Abstract. With the deepening research and cross-fusion in the modern remote sensing image area, the classification of high spatial resolution remote sensing images has captured the attention of the researchers in the field of remote sensing. However, due to the serious phenomenon of “same object, different spectrum” and “same spectrum, different object” of high-resolution remote sensing image, the traditional classification strategy is hard to handle this challenge. In this paper, a remote sensing image scene classification model based on SENet and Inception-V3 is proposed by utilizing the deep learning method and transfer learning strategy. The model first adds a dropout layer before the full connection layer of the original Inception-V3 model to avoid over-fitting.
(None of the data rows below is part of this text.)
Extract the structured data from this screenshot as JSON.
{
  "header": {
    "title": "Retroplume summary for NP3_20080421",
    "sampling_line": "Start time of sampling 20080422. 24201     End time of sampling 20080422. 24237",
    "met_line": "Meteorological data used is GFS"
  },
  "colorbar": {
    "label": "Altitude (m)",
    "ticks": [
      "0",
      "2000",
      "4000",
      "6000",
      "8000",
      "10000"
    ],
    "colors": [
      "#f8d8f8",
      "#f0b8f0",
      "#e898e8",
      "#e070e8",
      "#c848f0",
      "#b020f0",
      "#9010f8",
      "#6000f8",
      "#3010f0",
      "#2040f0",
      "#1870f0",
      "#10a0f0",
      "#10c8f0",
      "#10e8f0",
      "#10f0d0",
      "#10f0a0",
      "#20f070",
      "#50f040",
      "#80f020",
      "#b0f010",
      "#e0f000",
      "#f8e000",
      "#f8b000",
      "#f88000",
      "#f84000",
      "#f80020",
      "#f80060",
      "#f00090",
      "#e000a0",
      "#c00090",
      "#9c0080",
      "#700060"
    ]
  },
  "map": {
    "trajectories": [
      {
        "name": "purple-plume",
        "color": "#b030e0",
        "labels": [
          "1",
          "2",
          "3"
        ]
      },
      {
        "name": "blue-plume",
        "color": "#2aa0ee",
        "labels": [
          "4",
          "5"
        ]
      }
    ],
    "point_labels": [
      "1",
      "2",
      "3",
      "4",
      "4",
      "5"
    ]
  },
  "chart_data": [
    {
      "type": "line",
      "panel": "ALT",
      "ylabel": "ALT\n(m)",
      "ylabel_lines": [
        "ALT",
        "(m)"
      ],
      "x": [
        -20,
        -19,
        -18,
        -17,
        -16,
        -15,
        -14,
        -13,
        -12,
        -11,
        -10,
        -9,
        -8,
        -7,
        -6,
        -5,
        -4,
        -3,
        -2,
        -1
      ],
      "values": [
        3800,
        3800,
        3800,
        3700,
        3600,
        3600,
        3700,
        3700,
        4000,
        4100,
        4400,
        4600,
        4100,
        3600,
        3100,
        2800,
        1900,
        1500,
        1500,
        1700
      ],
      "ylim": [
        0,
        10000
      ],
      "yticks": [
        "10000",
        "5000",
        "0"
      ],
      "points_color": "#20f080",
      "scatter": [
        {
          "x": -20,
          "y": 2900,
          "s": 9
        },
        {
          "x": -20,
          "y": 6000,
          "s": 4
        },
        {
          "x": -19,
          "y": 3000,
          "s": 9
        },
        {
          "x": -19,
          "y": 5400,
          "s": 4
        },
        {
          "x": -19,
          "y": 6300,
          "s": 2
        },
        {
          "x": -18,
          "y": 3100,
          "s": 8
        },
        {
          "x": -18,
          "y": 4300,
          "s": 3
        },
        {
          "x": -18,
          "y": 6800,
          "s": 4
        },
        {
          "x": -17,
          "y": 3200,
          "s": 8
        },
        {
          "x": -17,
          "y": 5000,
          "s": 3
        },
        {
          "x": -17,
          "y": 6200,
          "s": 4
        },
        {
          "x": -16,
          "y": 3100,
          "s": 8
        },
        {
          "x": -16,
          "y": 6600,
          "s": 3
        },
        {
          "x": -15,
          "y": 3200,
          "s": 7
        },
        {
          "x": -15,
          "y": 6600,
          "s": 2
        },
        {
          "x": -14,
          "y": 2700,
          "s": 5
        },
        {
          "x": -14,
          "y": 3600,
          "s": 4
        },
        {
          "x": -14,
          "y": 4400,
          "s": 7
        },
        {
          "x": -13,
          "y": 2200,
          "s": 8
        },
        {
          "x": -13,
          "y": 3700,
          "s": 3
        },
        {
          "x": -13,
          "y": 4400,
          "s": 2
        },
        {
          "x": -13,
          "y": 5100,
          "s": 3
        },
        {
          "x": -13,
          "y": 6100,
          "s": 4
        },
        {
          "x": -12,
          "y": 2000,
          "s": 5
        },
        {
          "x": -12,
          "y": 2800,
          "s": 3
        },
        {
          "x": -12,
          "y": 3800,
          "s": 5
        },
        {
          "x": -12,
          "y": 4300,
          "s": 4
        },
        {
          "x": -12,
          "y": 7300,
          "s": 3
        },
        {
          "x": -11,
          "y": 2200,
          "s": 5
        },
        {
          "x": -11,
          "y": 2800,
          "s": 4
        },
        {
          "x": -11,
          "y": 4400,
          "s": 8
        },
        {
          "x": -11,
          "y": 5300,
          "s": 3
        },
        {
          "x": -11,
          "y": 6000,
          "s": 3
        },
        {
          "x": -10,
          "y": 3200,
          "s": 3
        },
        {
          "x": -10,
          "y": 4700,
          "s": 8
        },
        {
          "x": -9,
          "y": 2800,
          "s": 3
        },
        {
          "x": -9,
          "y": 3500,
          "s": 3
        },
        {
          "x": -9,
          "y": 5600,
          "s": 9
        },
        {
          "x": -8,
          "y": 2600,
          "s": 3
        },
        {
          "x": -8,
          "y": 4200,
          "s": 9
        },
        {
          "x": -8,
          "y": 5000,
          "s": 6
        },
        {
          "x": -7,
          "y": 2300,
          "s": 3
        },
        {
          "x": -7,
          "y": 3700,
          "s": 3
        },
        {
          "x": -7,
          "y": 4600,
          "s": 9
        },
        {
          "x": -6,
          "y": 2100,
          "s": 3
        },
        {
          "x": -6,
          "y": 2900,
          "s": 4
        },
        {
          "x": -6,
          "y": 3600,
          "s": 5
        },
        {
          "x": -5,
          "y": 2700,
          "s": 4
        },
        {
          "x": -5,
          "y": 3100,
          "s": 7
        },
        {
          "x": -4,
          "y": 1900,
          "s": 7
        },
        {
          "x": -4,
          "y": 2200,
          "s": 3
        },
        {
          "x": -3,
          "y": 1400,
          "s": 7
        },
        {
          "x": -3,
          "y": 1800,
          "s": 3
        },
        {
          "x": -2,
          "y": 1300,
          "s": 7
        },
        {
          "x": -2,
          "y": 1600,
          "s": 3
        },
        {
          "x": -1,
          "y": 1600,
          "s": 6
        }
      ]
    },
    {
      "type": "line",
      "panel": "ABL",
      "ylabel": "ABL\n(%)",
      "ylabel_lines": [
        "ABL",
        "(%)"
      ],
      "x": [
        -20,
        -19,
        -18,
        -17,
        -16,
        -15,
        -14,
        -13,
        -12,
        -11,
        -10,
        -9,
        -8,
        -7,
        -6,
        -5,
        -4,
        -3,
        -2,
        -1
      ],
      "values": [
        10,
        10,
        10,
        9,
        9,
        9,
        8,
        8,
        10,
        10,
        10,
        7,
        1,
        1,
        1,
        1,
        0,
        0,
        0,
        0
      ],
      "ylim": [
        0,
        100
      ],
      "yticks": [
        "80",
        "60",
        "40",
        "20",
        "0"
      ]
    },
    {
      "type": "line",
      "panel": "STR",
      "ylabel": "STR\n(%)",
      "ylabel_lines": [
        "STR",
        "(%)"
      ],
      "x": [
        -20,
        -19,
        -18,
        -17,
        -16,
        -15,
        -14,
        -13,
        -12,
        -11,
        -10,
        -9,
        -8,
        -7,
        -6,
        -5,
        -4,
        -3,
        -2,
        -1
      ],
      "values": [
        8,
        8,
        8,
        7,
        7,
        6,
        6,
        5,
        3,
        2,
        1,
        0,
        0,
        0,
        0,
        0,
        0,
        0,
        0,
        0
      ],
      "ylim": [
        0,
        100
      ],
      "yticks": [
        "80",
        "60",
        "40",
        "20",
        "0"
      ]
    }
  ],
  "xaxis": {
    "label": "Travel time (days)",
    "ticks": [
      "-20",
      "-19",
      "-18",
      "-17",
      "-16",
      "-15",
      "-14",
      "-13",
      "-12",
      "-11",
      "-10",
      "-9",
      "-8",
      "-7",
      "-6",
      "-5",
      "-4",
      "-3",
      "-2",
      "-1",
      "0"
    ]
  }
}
Then we embed the SENet module into the Inception-V3 model for optimizing the network performance. In this paper, global average pooling is used as squeeze operation, and then two fully connected layers are used to construct a bottleneck structure. The model proposed in this paper is more non-linear, can better fit the complex correlation between channels, and greatly reduces the amount of parameters and computation. In the training process, this paper adopts the transfer learning strategy, makes full use of existing models and knowledge, improves training efficiency, and finally obtains scene classification results. The experimental results based on AID high-score remote sensing scene images show that SE-Inception has faster convergence speed and more stable training effect than the original Inception-V3 training. Compared with other traditional methods and deep learning networks, the improved model proposed in this paper has greater accuracy improvement.